La santé cardiovasculaire de chaque parent a été évaluée selon sept facteurs, connus pour influer positivement sur la santé cardiaque : tabagisme nul, alimentation saine, activité physique régulière, indice de masse corporelle normal, tension artérielle, cholestérol sanguin et glycémie à des taux standards. Les trois catégories de santé cardiovasculaire étaient : médiocre (0 à 2 facteurs atteints), intermédiaire (3 à 4) et idéale (5 à 7). Les chercheurs ont pris soin d’évaluer les liens de cause à effet entre chaque paire : mère-fille, mère-fils, père-fille et père-fils.
Résultat : la progéniture des mères ayant une santé cardiovasculaire idéale a vécu neuf années de plus sans maladie cardiovasculaire que la progéniture des autres mères. Il apparaît en outre qu’une mauvaise santé cardiovasculaire maternelle entraîne un risque deux fois plus élevé d’apparition précoce de maladie cardiovasculaire (par rapport à une santé cardiovasculaire maternelle idéale). En revanche, la santé cardiaque des pères n’a pas eu d’effet statistiquement significatif sur la durée pendant laquelle la progéniture a vécu sans maladie cardiovasculaire.

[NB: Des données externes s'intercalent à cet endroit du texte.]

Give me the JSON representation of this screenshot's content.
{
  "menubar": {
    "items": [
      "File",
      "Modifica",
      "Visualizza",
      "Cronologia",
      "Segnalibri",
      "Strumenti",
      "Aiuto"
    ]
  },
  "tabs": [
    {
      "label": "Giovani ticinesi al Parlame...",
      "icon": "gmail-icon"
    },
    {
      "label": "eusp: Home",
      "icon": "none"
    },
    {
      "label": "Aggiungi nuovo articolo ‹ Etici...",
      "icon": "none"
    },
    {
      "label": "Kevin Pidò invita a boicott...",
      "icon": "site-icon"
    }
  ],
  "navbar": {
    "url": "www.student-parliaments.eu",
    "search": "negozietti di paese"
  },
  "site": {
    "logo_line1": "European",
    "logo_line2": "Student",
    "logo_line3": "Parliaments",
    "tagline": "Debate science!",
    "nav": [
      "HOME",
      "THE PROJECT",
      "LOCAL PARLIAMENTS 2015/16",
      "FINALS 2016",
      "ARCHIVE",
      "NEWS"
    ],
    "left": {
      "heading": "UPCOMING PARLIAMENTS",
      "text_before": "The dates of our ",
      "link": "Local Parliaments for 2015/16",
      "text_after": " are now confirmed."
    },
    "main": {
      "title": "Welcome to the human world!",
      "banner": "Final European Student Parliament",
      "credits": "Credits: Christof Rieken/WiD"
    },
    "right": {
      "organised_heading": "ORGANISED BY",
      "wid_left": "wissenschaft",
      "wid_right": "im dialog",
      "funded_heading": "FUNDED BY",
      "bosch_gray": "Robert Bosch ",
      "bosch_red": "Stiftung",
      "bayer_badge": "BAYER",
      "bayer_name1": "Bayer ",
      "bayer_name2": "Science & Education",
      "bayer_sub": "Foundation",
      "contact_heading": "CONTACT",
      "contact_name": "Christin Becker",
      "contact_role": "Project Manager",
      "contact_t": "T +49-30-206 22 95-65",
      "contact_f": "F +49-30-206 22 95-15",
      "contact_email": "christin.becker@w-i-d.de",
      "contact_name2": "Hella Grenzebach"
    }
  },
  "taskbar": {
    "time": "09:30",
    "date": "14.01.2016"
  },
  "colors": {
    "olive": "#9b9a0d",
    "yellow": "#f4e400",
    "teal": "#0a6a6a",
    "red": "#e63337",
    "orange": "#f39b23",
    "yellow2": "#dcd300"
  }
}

Un héritage qui n’est pas une fatalité
Pourquoi cette influence majeure de la part des mères ? Selon le Dr Muchira, cette prédominance proviendrait de la combinaison de l’état de santé pendant la grossesse et de l’environnement dans lequel évolue l’enfant au début de sa vie. « Si les mères souffrent de diabète ou d’hypertension pendant la grossesse, ces facteurs de risque s’impriment chez leurs enfants à un très jeune âge. De plus, les femmes sont souvent les principales dispensatrices de soins et le principal modèle de comportement », explique-t-il.

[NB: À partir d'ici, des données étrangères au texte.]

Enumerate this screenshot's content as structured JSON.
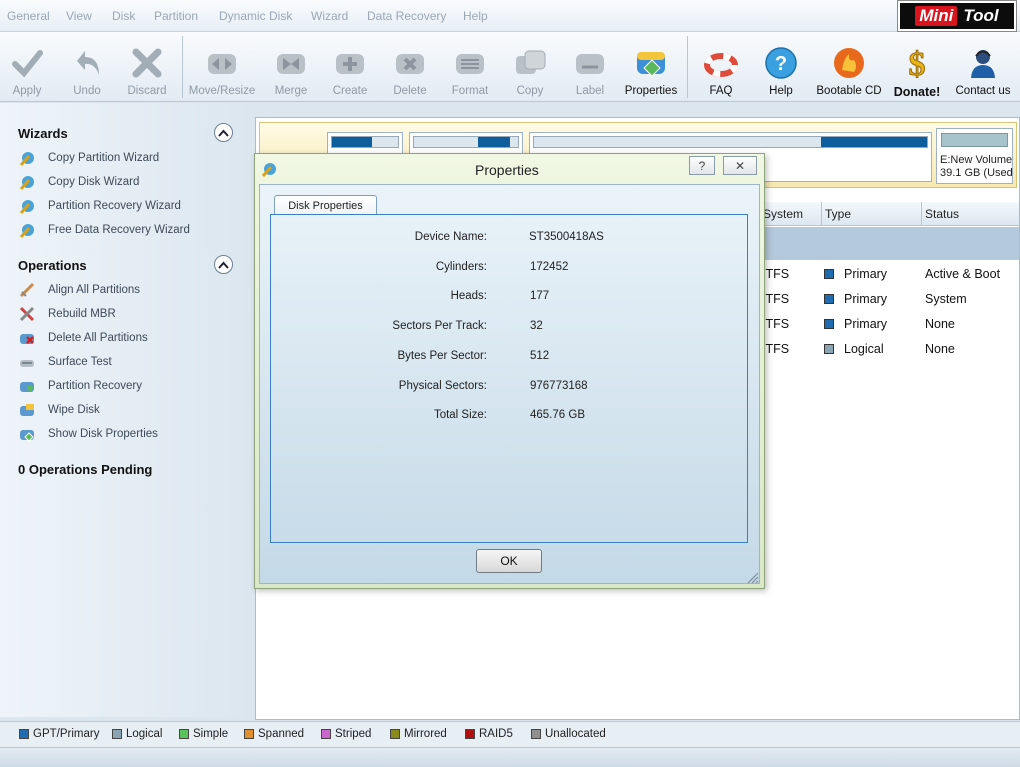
{
  "menu": [
    "General",
    "View",
    "Disk",
    "Partition",
    "Dynamic Disk",
    "Wizard",
    "Data Recovery",
    "Help"
  ],
  "logo": {
    "part1": "Mini",
    "part2": "Tool"
  },
  "toolbar": {
    "apply": "Apply",
    "undo": "Undo",
    "discard": "Discard",
    "move_resize": "Move/Resize",
    "merge": "Merge",
    "create": "Create",
    "delete": "Delete",
    "format": "Format",
    "copy": "Copy",
    "label": "Label",
    "properties": "Properties",
    "faq": "FAQ",
    "help": "Help",
    "bootable_cd": "Bootable CD",
    "donate": "Donate!",
    "contact_us": "Contact us"
  },
  "sidebar": {
    "wizards_title": "Wizards",
    "wizards": [
      "Copy Partition Wizard",
      "Copy Disk Wizard",
      "Partition Recovery Wizard",
      "Free Data Recovery Wizard"
    ],
    "operations_title": "Operations",
    "operations": [
      "Align All Partitions",
      "Rebuild MBR",
      "Delete All Partitions",
      "Surface Test",
      "Partition Recovery",
      "Wipe Disk",
      "Show Disk Properties"
    ],
    "pending": "0 Operations Pending"
  },
  "diskmap": {
    "volume_name": "E:New Volume(",
    "volume_size": "39.1 GB (Used"
  },
  "table": {
    "headers": [
      "System",
      "Type",
      "Status"
    ],
    "rows": [
      {
        "system": "ITFS",
        "type": "Primary",
        "status": "Active & Boot",
        "color": "#1f6cb0"
      },
      {
        "system": "ITFS",
        "type": "Primary",
        "status": "System",
        "color": "#1f6cb0"
      },
      {
        "system": "ITFS",
        "type": "Primary",
        "status": "None",
        "color": "#1f6cb0"
      },
      {
        "system": "ITFS",
        "type": "Logical",
        "status": "None",
        "color": "#8aa4b4"
      }
    ]
  },
  "legend": [
    {
      "label": "GPT/Primary",
      "color": "#1f6cb0"
    },
    {
      "label": "Logical",
      "color": "#8aa4b4"
    },
    {
      "label": "Simple",
      "color": "#5cc25c"
    },
    {
      "label": "Spanned",
      "color": "#e0902c"
    },
    {
      "label": "Striped",
      "color": "#cc66cc"
    },
    {
      "label": "Mirrored",
      "color": "#8a8a1a"
    },
    {
      "label": "RAID5",
      "color": "#b01010"
    },
    {
      "label": "Unallocated",
      "color": "#909090"
    }
  ],
  "dialog": {
    "title": "Properties",
    "help_btn": "?",
    "close_btn": "✕",
    "tab": "Disk Properties",
    "props": [
      {
        "label": "Device Name:",
        "value": "ST3500418AS"
      },
      {
        "label": "Cylinders:",
        "value": "172452"
      },
      {
        "label": "Heads:",
        "value": "177"
      },
      {
        "label": "Sectors Per Track:",
        "value": "32"
      },
      {
        "label": "Bytes Per Sector:",
        "value": "512"
      },
      {
        "label": "Physical Sectors:",
        "value": "976773168"
      },
      {
        "label": "Total Size:",
        "value": "465.76 GB"
      }
    ],
    "ok": "OK"
  }
}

L’étude suggère par ailleurs que les fils sont plus affectés que les filles par le mode de vie malsain de leur mère. Cette différence s’expliquerait du fait que les fils avaient des habitudes de vie plus défavorables que celles des filles ; ceci a par conséquent aggravé les facteurs conditionnant leur état de santé. Quelle conclusion tirer de cette observation ? Pour le Dr Muchira, cela prouve que chaque individu est réellement responsable de sa propre santé. Il souligne que même les personnes qui héritent d’un risque plus élevé de développer des maladies cardiovasculaires peuvent inverser la tendance en adoptant les mesures adéquates : faire régulièrement de l’exercice, manger de façon équilibrée, etc. « Sans cela, le risque sera multiplié », avertit le spécialiste.
Les conclusions de cette recherche montrent ainsi qu’il est possible de briser le cycle intergénérationnel de morbidité et de mortalité dues aux maladies cardiovasculaires, un point sur lequel insiste le Dr Muchira : « Si les enfants deviennent des adultes en bonne santé, ils n’acquerront pas le même risque cardiovasculaire que leurs parents, une situation qui augmentera les chances d’avoir des petits-enfants encore plus sains ». Les auteurs affirment qu’en adoptant un mode de vie plus sain, les femmes en âge de procréer, tout comme les mères de jeunes enfants, peuvent tout à fait préserver la santé cardiaque future de leur progéniture. Plus tôt les bonnes habitudes sont adoptées et transmises à l’enfant, plus durables seront les effets sur sa santé.